Antifibrotic properties of epigallocatechin-3-gallate in endometriosis.

STUDY QUESTION: Is epigallocatechin-3-gallate (EGCG) treatment effective in the treatment of fibrosis in endometriosis? SUMMARY ANSWER: EGCG appears to have antifibrotic properties in endometriosis. WHAT IS KNOWN ALREADY: Histologically, endometriosis is characterized by dense fibrous tissue surrounding the endometrial glands and stroma.
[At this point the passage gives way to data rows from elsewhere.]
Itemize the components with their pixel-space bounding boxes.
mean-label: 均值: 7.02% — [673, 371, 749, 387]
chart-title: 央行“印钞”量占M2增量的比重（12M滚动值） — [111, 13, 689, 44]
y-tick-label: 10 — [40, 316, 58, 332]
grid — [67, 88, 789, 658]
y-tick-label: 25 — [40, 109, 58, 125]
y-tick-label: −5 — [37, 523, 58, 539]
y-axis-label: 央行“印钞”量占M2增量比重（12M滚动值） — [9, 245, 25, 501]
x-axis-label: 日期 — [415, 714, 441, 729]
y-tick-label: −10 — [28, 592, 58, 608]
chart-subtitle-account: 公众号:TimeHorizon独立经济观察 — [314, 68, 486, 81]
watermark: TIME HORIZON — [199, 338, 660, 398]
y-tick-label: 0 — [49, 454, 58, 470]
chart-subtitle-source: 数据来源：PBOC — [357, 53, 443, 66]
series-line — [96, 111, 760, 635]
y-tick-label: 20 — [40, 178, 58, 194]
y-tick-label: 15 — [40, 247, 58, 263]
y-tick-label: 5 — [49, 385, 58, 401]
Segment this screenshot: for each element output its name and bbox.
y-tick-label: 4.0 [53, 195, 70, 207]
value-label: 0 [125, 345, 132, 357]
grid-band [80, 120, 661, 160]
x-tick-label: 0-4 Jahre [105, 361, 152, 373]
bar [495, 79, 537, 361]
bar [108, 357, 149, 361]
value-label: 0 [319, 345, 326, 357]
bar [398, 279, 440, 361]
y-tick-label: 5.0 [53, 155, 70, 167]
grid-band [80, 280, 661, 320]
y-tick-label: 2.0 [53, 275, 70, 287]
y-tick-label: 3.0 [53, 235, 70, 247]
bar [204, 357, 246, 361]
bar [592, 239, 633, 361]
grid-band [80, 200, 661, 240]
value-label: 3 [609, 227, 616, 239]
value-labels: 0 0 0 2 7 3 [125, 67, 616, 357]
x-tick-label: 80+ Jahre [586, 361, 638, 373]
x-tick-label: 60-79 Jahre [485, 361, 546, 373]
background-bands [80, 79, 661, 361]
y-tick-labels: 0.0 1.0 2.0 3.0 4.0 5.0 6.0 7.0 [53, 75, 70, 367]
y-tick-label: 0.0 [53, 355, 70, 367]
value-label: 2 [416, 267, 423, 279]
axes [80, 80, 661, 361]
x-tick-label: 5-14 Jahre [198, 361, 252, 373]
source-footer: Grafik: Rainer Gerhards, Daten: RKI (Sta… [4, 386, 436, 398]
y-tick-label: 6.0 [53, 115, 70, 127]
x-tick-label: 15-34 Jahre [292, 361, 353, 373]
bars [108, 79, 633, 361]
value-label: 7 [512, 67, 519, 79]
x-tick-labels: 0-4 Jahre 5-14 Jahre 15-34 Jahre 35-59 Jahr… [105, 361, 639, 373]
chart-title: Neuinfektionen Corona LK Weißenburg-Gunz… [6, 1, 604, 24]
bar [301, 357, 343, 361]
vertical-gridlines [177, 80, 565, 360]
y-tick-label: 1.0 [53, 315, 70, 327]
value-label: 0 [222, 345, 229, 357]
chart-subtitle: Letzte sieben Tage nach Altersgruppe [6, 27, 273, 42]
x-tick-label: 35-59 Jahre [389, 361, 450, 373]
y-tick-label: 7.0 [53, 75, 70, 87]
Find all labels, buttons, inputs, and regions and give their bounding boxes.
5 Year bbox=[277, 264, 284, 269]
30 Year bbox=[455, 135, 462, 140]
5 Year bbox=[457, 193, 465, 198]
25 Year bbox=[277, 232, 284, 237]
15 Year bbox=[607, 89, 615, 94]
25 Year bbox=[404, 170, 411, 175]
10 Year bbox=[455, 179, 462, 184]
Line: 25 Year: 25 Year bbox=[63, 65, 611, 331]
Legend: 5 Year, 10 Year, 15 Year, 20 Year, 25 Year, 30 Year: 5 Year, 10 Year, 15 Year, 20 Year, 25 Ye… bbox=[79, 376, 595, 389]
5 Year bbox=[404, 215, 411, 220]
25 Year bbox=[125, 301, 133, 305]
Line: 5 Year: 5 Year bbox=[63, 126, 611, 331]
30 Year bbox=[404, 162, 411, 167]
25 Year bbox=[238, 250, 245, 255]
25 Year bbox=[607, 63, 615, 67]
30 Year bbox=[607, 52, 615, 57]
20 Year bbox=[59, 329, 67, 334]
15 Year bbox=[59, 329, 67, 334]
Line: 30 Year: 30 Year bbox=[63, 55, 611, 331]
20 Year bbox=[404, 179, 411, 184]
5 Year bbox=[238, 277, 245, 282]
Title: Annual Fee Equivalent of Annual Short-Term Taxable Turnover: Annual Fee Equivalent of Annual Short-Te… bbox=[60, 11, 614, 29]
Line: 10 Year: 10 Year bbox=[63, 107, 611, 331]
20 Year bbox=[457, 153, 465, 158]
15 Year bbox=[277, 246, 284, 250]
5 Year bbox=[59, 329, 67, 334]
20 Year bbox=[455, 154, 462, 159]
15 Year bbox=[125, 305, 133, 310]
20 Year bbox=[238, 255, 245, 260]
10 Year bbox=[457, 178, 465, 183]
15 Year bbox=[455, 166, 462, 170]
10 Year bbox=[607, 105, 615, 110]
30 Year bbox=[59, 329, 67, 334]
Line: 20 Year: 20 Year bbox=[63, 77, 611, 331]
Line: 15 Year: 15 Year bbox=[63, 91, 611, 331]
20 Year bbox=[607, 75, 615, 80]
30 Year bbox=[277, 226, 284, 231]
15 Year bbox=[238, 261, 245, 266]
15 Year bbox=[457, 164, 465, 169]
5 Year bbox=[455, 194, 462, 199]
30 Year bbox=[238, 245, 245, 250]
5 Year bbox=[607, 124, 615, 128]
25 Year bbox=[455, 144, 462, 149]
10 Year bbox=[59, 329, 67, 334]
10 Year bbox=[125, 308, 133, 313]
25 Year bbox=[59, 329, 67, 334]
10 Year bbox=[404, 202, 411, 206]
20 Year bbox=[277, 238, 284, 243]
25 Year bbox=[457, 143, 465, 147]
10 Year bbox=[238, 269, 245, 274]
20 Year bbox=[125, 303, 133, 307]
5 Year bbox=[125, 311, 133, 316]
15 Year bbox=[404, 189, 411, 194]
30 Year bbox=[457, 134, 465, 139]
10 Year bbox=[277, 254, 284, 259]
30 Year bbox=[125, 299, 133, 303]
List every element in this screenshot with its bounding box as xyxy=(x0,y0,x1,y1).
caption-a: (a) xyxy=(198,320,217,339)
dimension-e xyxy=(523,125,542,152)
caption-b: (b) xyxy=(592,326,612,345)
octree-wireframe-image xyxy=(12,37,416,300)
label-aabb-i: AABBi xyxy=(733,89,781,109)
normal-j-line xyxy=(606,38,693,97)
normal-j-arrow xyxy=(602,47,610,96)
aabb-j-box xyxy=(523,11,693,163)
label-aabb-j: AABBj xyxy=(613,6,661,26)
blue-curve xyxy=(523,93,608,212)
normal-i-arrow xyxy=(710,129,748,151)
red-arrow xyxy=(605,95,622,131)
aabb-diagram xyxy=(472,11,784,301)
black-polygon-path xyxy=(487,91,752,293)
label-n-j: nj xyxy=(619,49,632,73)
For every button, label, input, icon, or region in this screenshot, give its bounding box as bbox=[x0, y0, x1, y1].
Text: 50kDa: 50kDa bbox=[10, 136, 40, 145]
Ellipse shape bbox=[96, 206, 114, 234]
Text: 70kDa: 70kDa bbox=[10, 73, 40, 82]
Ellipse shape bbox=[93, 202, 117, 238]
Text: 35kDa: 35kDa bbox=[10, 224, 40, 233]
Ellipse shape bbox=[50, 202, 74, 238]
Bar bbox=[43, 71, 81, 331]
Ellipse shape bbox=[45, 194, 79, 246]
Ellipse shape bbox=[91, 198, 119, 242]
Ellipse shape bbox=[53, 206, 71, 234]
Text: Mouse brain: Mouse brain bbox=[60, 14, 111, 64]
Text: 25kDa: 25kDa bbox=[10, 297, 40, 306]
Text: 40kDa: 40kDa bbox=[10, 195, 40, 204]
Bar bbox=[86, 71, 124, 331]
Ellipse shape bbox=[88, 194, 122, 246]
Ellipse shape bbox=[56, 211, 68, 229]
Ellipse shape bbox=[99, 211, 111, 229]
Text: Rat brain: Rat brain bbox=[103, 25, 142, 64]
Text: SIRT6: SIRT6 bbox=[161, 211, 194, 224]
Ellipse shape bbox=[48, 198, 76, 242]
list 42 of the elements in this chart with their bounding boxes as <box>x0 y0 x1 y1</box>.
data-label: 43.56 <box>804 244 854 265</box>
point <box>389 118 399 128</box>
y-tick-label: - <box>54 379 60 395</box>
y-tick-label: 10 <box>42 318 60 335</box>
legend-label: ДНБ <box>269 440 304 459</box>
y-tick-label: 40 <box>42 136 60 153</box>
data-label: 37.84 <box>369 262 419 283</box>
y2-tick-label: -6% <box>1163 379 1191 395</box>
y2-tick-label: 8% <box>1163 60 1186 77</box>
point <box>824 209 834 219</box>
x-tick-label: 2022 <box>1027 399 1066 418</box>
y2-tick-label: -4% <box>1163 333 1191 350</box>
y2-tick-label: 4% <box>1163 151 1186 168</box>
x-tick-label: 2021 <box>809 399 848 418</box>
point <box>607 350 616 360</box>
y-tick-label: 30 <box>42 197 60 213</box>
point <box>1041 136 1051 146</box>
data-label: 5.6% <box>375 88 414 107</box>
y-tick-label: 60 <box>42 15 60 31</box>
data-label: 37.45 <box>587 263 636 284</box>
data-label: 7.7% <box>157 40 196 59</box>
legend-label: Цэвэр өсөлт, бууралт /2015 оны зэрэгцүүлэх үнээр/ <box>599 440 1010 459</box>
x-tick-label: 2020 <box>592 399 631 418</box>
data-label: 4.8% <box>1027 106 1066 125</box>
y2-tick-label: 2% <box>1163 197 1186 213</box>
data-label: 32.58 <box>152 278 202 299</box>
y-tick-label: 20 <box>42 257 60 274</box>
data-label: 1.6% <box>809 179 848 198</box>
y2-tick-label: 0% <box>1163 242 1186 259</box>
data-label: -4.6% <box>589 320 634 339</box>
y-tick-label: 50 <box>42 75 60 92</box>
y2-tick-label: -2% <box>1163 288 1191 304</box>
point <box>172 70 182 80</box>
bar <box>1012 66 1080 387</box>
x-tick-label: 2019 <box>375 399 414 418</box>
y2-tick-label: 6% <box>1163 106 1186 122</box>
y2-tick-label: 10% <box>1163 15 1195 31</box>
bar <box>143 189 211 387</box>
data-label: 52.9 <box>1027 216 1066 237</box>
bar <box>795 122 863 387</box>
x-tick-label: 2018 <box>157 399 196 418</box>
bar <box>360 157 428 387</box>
However, only a few studies to date have evaluated candidate new therapies for endometriosis-associated fibrosis. STUDY DESIGN, SIZE, DURATION: For this laboratory study, samples from 55 patients (45 with and 10 without endometriosis) of reproductive age with normal menstrual cycles were analyzed. A total of 40 nude mice received single injection proliferative endometrial fragments from a total of 10 samples. PARTICIPANTS/MATERIALS, SETTING,
METHODS: The in vitro effects of EGCG and N-acetyl-l-cysteine on fibrotic markers (alpha-smooth muscle actin, type I collagen, connective tissue growth factor and fibronectin) with and without transforming growth factor (TGF)-β1 stimulation, as well as on cell proliferation, migration and invasion and collagen gel contraction of endometrial and endometriotic stromal cells were evaluated by real-time PCR, immunocytochemistry, cell proliferation assays, in vitro migration and invasion assays and/or collagen gel contraction assays. The in vitro effects of EGCG on mitogen-activated protein kinase (MAPK) and Smad signaling pathways in endometrial and endometriotic stromal cells were evaluated by western blotting. Additionally, the effects of EGCG treatment on endometriotic implants were evaluated in a xenograft model of endometriosis in immunodeficient nude mice. MAIN RESULTS AND THE ROLE OF CHANCE: Treatment with EGCG significantly inhibited cell proliferation, migration and invasion of endometrial and endometriotic stromal cells from patients with endometriosis. In addition, EGCG treatment significantly decreased the TGF-β1-dependent increase in the mRNA expression of fibrotic markers in both endometriotic and endometrial stromal cells. Both endometriotic and endometrial stromal cell-mediated contraction of collagen gels were significantly attenuated at 8, 12 and 24 h after treatment with EGCG. Epigallocatechin-3-gallate also significantly inhibited TGF-β1-stimulated activation of MAPK and Smad signaling pathways in endometrial and endometriotic stromal cells. Animal experiments showed that EGCG prevented the progression of fibrosis in endometriosis. LIMITATIONS, REASONS FOR CAUTION: The attractiveness of epigallocatechin-3-gallate as a drug candidate has been diminished by its relatively low bioavailability. However, numerous alterations to the EGCG molecule have been patented, either to improve the integrity of the native compound or to generate a more stable yet similarly efficacious molecule. Therefore, EGCG and its derivatives, analogs and prodrugs could potentially be developed into agents for the future treatment and/or prevention of endometriosis. WIDER IMPLICATIONS OF THE
FINDINGS: Epigallocatechin-3-gallate is a potential drug candidate for the treatment and/or prevention of endometriosis. STUDY FUNDING/COMPETING INTERESTS: This study was supported in part by Karl Storz Endoscopy & GmbH (Tuttlingen, Germany). No competing interests are declared.